[A version of the column appeared in CityandStateNY.com]
In the Olympics and pro cycling, athletes suspected of cheating, i.e., using performance enhancing drugs, are investigated and, if found guilty, are stripped of their medals and championship titles. In New York, however, convicted corrupt lawmakers keep their pensions and the laws they enacted, while the public is left holding the bag.
This year’s stunning arrests of former top two legislative leaders Sheldon Silver and Dean Skelos seem to indicate something insidious and corrosive was afoot. The scope of the indictments have caused me to seriously question allowing the laws they championed, negotiated and steered into enactment to remain legally binding on the people of New York.
In June, Mickey Carroll, assistant director of the Quinnipiac University Poll said, “Four out of five voters think the leadership domination helps lead to corruption.” In the same Q-poll, more than two-thirds of respondents faulted Three Men in a Room as a cause of corruption in Albany.
As it stands, polls indicate that overwhelming numbers of New Yorkers say government corruption is a serious problem. But pollsters don’t ask voters if they should be governed by laws emerging from a corrupt process.
One published report noted that the criminal charges against former Speaker Sheldon Silver contain “vague references to how he sold out tenants the last time the protections expired in 2011 as part of a corrupt deal with a developer.”
When asked about the renewal of rent laws every few years, former Majority Leader Dean Skelos responded that “[sunsets] add excitement.” In other words, opponents and proponents spend money and make donations to political campaigns to gain access and to be heard.
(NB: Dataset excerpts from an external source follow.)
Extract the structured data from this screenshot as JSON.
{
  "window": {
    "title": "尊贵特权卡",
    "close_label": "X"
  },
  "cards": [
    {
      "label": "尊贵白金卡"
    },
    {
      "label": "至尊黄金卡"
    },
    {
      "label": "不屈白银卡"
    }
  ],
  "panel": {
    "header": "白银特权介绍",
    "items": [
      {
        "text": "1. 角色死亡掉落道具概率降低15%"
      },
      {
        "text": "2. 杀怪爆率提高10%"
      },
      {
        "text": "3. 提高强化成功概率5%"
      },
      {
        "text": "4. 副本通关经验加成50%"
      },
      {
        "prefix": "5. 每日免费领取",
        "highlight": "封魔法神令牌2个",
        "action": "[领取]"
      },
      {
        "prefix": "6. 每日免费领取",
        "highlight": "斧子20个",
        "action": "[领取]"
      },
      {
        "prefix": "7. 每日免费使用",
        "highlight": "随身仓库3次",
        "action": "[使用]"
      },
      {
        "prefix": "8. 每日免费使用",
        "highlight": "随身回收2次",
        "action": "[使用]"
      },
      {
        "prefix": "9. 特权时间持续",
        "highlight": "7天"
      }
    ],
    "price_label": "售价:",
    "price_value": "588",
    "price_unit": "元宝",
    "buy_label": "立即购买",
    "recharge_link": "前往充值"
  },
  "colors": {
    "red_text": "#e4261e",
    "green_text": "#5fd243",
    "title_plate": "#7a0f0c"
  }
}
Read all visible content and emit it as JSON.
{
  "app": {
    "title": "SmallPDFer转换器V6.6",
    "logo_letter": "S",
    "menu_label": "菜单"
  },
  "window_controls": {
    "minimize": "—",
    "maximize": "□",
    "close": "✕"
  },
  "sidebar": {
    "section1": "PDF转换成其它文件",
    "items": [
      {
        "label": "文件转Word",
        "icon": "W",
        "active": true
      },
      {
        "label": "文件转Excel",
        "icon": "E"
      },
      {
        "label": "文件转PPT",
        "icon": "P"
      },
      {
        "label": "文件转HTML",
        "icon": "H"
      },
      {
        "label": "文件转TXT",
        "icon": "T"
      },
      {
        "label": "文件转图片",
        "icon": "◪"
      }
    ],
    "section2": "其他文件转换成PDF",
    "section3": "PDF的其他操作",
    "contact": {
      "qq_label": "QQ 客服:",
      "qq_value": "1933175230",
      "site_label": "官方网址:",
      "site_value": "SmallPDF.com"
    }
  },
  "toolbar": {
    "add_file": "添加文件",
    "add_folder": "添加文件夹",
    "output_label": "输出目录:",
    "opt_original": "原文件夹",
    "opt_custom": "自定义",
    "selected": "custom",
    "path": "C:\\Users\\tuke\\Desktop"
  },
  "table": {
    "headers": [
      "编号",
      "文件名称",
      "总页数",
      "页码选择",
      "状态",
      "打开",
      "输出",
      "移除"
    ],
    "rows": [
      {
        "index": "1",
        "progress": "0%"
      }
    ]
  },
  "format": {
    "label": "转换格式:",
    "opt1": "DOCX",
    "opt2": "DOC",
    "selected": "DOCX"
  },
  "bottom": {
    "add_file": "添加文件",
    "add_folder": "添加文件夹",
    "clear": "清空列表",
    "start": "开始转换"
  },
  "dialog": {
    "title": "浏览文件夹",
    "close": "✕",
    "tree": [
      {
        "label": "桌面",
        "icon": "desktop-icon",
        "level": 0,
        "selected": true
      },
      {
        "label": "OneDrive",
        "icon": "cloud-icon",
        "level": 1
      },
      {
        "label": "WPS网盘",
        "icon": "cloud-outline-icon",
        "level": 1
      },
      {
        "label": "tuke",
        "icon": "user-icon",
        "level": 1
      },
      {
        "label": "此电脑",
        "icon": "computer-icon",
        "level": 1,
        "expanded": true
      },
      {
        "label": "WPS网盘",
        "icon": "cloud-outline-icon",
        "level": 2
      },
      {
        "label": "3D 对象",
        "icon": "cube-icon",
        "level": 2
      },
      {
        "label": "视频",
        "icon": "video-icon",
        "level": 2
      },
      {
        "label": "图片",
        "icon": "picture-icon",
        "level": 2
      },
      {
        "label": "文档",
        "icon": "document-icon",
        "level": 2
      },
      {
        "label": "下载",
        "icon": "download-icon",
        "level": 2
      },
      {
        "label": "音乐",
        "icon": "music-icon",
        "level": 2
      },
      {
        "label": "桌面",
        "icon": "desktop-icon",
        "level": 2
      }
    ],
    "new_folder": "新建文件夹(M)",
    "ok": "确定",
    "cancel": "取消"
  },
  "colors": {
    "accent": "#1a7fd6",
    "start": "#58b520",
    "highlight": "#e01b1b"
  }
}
Extortion or corruption, some might say.
Disgraced former Assemblyman Eric Stevenson was convicted of taking $20,000 to sponsor legislation giving his confederates a monopoly in adult day care services. He effectively rented his lawmaking ability to Russian criminals. Stevenson’s bill never saw the light of day.
Whether or not Stevenson could have gotten his adult day care moratorium enacted is debatable. One Albany veteran pointed out that even if the moratorium were enacted, it required the vote of Legislature and therefore it could not be invalidated because the entire Legislature wasn’t bribed.
It’s strikingly that there has been no talk of reviewing the legislation, tax breaks and funds negotiated and allocated by the two indicted leaders. Perhaps, even the most ardent of reformers are reluctant to embrace this idea because it would create a crisis of governance.
When I posed this question to Zephyr Teachout, whose book, Corruption In Americalooks at the history of legislative and judicial responses to corruption in government, I realized it created a conundrum. In her book Professor Teachout discusses U.S. Supreme Court Chief Justice John Marshall’s decision to enforce the Yazoo land grant which was passed by a bribed legislature. She concludes that Marshall “had no clear way to tell the difference between a bribed legislature and an unbribed one.” Apparently, the same conclusion would pertain in Albany, today.
Professor Gerald Benjamin says that narrowly defined parameters must be established in order to allocate identifiable behavior or outcome due to the influence of a particular legislator, corrupt or not. Otherwise, like many others with whom I have spoken, Professor Benjamin believes every bill would be subject to the threat of invalidation.
Hunter College professor emeritus Kenneth Sherrill suggests that the Legislature must hold robust public hearing on matters of substance and controversy. Important matters determined by the give and take of the closed door budget negotiations carries with it the taint of something underhanded. The confluence of money, backdoor dealing and secret behind closed door deals allows the abuse of power which harms our civic and legislative culture.
Brian Kolb, minority leader in the Assembly agrees with Prof. Sherrill’s call for robust public hearings and debates on important and controversial matters, such as changing rent laws, 421a, the SAFE Act, and education tax credits. Kolb also wants to democratize the legislative process and for leaders to quit hiding behind closed doors.
In my five years out of office, the scales have fallen from my eyes. I now believe that chambers must democratize, hold more public hearings on major legislation and use joint conference committees to hammer out agreed upon legislation, instead of relying upon closed door meetings between their leaders and the governor.
And lastly, laws found to be the product of corrupt conspiracies should be reviewed by a joint legislative panel for repeal or amendment. If victories and milestones achieved by athletes who cheat are investigated and then stripped why should we be bound by laws forged by corruption?
Perhaps, Professor Sherrill is right when he told me that “severe punishment may be the only way to cure the [Legislature].”